Individuals and organizations have to follow very specific rules for deleting PII or else they will be in violation of the law – something that can get quite costly.
For example, it becomes nearly impossible for Clearview AI, a company that builds facial recognition databases for government use by scrape social media data, to do business in Europe. EU watchdogs from at least seven countries have already issued hefty fines or recommended fines for the company’s refusal to comply with GDPR and similar regulations.
At the other end of the spectrum, companies like Google, OpenAI and Meta use similar data scraping practices directly or through the purchase or use of scraped datasets for many of their AI models without any consequences. And while major tech companies in Europe have received a large share of the fines, very few of the violations involve data scraping.
Why not ban deletion?
At first glance, scraping may seem like a practice with too much potential for abuse not to ban outright. However, for many organizations that rely on scraping, the data that is obtained is not necessarily “content” or “PII”, but information that can serve the public.
We have contacted the UK data privacy agency, the Office of the Information Commissioner (ICO), to find out how they regulated internet-scale scraping techniques and datasets, and to understand why it was so important not to over-regulate.
A spokesperson for the ICO told TNW:
Using publicly available information can bring many benefits, from research to developing new products, services and innovations, including in the field of AI. However, if this information is personal data, it is important to understand that data protection laws apply. This is whether the techniques used to collect the data include scraping or something else.
In other words, it’s more about the type of data used than how it’s collected.
Whether you’re copying images from Facebook profiles or using machine learning to scrape the web for tagged images, you’re likely violating GDPR and other European privacy rules if you build a facial recognition engine without the consent of the people whose faces are in its database.
But it’s generally acceptable to scour the Internet for massive amounts of data, as long as you either… anonymize it or make sure there is no PII in the dataset.
Further gray areas
But even within the allowed use cases, there are still some gray areas associated with private information.
For example, GPT-2 and GPT-3 are: known to occasionally perform PII in the form of addresses, phone numbers, and other information apparently baked into its corpus via large-scale training datasets.
Here, where it is clear that the company behind GPT-2 and GPT-3 is taking steps to mitigate this, the GDPR and similar regulations are doing their job.

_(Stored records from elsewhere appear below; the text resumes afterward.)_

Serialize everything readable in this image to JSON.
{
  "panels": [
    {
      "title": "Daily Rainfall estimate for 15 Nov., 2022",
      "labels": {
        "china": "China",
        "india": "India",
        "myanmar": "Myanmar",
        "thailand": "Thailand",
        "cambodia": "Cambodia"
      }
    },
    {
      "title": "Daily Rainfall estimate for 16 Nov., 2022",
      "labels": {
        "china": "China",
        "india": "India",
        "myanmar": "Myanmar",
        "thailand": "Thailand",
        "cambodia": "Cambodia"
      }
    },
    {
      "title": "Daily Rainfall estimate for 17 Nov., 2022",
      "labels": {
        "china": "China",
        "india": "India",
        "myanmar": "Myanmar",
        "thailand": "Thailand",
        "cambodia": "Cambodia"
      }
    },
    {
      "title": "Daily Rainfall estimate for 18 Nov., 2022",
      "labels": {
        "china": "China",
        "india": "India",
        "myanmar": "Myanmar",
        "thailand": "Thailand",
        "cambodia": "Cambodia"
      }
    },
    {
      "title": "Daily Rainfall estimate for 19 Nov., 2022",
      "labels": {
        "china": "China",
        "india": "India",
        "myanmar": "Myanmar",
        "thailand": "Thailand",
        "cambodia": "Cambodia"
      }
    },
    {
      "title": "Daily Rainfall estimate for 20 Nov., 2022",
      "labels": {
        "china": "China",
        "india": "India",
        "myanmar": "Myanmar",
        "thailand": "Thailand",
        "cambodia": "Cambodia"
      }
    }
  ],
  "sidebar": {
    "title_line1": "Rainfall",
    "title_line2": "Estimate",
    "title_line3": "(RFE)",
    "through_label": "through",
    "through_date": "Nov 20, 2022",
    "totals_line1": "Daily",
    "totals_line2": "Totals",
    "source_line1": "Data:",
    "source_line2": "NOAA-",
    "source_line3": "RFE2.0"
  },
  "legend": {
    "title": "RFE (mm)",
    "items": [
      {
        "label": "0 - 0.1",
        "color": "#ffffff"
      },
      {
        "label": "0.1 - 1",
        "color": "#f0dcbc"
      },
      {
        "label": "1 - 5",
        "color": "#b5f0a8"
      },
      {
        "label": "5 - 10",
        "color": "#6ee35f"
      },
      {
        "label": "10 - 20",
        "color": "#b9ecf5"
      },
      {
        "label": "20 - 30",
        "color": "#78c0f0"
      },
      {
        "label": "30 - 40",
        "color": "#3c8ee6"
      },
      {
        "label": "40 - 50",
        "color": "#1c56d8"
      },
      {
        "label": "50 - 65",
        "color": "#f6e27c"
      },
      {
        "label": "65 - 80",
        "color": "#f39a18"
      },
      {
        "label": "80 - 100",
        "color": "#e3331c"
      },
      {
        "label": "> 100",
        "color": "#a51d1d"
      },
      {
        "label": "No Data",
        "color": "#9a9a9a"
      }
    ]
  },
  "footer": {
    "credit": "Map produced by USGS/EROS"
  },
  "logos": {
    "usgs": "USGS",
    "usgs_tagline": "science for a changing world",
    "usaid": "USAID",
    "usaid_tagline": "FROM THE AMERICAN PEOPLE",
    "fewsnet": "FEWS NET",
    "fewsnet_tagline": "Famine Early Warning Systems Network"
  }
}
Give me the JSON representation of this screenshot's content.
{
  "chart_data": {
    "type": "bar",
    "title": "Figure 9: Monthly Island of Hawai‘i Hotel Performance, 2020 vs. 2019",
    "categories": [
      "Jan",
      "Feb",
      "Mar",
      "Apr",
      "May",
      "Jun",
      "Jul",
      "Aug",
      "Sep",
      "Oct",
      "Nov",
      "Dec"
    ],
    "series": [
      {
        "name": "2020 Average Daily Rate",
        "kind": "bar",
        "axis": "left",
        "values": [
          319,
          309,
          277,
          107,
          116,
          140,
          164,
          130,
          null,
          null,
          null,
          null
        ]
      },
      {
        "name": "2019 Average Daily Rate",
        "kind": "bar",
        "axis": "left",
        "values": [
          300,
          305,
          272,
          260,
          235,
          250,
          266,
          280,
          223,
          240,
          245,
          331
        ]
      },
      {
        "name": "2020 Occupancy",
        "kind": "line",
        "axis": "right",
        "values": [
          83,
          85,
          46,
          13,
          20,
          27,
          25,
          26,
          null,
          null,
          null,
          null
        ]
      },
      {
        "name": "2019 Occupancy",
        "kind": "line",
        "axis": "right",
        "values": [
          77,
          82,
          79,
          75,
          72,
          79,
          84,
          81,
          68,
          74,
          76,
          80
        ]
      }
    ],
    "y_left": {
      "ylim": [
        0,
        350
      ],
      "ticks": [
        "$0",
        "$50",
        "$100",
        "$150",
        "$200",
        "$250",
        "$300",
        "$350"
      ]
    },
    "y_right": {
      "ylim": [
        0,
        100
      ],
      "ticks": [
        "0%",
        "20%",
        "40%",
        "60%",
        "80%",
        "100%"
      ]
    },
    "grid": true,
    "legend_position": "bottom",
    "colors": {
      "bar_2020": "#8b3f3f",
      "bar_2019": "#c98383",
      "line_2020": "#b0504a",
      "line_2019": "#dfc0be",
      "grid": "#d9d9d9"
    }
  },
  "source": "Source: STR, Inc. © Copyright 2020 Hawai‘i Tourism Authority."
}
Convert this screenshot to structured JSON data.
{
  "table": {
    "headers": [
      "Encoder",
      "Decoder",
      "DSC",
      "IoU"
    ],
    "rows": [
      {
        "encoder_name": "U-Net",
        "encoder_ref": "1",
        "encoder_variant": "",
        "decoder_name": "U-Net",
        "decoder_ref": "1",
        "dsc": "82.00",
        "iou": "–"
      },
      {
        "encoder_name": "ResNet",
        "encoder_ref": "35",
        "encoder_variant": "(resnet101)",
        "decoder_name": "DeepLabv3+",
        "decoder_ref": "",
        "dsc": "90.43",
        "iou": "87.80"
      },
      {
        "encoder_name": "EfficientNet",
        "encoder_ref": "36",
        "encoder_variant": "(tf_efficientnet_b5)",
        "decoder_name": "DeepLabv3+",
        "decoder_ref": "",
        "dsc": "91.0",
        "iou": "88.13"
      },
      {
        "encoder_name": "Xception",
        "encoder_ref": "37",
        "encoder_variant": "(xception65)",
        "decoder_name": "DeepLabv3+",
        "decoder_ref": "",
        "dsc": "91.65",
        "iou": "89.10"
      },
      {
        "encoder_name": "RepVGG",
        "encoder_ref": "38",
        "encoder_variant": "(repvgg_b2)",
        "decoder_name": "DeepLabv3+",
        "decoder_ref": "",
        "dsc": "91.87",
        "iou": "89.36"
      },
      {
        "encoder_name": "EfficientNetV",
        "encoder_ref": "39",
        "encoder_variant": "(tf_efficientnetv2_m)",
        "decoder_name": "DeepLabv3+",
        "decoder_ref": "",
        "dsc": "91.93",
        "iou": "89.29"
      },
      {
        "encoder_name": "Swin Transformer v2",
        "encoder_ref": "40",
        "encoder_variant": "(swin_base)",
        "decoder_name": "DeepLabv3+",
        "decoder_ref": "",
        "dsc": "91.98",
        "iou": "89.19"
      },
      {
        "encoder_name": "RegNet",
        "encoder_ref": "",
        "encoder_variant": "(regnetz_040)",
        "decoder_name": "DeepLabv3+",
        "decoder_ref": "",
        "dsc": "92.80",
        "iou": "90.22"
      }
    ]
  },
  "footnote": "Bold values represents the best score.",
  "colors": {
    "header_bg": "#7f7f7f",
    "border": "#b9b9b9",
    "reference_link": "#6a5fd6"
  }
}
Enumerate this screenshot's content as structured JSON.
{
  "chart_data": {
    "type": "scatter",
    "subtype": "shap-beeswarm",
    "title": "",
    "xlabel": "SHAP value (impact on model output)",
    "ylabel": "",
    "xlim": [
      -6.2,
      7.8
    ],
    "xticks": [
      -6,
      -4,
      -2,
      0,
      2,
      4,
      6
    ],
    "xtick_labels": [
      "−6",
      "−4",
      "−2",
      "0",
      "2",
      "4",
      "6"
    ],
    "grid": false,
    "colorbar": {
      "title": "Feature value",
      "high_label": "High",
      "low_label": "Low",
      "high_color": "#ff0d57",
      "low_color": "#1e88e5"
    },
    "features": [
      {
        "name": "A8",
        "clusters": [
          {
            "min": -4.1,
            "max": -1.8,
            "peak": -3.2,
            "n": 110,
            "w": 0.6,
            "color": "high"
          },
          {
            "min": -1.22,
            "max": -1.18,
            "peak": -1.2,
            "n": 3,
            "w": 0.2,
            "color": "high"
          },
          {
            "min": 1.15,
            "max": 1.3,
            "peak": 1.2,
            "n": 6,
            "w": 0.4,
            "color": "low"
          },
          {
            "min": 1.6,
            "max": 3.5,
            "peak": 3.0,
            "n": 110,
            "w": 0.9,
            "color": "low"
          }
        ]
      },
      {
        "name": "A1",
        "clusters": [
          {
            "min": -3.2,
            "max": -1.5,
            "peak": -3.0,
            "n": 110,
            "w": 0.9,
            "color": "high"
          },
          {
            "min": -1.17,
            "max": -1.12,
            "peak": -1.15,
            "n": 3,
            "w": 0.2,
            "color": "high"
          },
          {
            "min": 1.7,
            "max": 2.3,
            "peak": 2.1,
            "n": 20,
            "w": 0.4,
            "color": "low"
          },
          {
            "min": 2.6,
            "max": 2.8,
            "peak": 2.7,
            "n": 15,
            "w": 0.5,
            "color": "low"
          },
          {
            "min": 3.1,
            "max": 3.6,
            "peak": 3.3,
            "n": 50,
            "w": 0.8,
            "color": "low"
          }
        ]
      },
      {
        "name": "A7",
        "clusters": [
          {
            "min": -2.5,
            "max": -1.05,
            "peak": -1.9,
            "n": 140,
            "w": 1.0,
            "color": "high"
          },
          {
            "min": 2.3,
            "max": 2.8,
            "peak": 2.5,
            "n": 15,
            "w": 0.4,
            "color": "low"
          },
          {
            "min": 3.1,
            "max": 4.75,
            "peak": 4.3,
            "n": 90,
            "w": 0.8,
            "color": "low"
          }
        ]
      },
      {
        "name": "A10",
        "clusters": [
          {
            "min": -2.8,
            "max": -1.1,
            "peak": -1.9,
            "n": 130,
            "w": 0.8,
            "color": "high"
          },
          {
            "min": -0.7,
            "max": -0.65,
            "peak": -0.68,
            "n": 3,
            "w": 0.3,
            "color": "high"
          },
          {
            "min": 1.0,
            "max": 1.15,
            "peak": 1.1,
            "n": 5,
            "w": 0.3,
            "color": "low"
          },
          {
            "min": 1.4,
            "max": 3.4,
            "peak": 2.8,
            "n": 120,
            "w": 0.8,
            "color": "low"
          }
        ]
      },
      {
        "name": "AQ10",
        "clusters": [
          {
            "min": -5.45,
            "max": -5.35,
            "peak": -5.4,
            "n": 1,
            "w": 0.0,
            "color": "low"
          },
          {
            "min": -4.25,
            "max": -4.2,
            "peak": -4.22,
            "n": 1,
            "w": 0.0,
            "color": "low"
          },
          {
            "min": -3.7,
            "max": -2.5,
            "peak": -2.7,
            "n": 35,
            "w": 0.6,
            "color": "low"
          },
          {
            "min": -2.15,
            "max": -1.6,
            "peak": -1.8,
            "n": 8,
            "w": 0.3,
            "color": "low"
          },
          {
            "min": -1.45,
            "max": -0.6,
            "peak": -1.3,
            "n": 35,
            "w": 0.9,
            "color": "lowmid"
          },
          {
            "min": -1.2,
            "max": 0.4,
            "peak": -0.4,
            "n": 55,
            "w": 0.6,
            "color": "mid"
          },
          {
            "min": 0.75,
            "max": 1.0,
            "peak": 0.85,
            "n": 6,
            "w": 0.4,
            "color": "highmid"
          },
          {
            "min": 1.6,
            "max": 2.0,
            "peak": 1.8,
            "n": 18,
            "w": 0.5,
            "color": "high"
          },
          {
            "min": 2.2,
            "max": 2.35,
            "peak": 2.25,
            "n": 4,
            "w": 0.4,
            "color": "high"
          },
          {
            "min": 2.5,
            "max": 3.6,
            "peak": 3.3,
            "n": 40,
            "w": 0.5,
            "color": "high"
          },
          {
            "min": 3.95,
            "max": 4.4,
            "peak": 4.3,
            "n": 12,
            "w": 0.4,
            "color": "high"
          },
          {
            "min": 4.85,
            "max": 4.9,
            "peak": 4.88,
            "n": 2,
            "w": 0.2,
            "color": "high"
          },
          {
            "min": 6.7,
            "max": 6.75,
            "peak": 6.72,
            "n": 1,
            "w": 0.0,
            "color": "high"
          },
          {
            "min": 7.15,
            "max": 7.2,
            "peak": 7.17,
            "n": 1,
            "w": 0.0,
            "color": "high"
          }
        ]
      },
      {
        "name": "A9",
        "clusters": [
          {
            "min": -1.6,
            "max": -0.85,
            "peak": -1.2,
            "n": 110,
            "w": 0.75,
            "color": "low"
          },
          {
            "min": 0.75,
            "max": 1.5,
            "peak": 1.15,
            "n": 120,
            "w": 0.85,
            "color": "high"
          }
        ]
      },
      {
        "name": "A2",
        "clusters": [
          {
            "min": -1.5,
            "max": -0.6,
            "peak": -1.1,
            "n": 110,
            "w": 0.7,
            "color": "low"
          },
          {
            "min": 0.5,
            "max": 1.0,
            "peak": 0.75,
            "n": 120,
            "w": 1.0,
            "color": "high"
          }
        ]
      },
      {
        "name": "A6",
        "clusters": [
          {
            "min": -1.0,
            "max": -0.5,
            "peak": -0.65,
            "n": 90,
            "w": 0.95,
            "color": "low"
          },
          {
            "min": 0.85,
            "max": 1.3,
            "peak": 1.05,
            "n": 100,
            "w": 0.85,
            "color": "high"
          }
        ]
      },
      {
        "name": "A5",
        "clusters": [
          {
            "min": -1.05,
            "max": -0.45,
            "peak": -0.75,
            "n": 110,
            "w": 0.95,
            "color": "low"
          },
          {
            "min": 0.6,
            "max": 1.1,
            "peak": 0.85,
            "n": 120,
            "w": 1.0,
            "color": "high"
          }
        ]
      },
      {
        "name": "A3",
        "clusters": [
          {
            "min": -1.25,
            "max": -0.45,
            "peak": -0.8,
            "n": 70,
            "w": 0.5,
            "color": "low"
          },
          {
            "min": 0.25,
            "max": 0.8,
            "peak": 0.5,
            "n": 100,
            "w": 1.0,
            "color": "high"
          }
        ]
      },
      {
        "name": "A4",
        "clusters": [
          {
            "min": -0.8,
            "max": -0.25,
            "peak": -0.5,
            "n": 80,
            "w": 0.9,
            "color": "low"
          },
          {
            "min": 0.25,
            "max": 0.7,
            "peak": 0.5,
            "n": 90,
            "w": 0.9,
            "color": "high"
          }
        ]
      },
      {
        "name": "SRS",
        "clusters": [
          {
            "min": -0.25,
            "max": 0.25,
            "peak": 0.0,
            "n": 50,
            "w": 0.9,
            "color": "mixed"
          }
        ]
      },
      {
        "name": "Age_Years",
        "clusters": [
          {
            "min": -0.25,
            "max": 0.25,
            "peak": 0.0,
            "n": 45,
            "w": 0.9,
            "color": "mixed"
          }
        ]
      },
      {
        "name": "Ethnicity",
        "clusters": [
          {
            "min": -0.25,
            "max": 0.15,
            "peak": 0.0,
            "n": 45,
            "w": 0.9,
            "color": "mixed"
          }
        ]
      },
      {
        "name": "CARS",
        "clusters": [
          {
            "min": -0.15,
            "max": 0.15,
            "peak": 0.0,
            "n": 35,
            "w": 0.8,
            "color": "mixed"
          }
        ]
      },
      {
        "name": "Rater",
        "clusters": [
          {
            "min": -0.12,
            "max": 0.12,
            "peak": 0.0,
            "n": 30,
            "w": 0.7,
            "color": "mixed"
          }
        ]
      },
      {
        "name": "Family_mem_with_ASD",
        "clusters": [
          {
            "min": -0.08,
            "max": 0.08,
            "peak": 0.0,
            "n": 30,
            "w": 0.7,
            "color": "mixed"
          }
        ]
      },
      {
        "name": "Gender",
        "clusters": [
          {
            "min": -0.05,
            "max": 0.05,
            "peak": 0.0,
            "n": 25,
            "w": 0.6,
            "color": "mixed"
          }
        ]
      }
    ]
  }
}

Simply put, we can choose not to train large AI models or give the companies training them the ability to investigate edge cases and address the concerns.
What might be needed is a GDUR, a General Data Use Regulation, something that could provide clear guidance on how human-generated content can be used legally in large data sets.
At the very least, it seems worth having a conversation about whether European citizens should have as much right to have the content they create removed from datasets as their selfies and profile photos.
For now it seems that in the UK and in the rest of Europe the right to erasure only extends to our PII. Everything we put online probably ends up in some AI’s training dataset.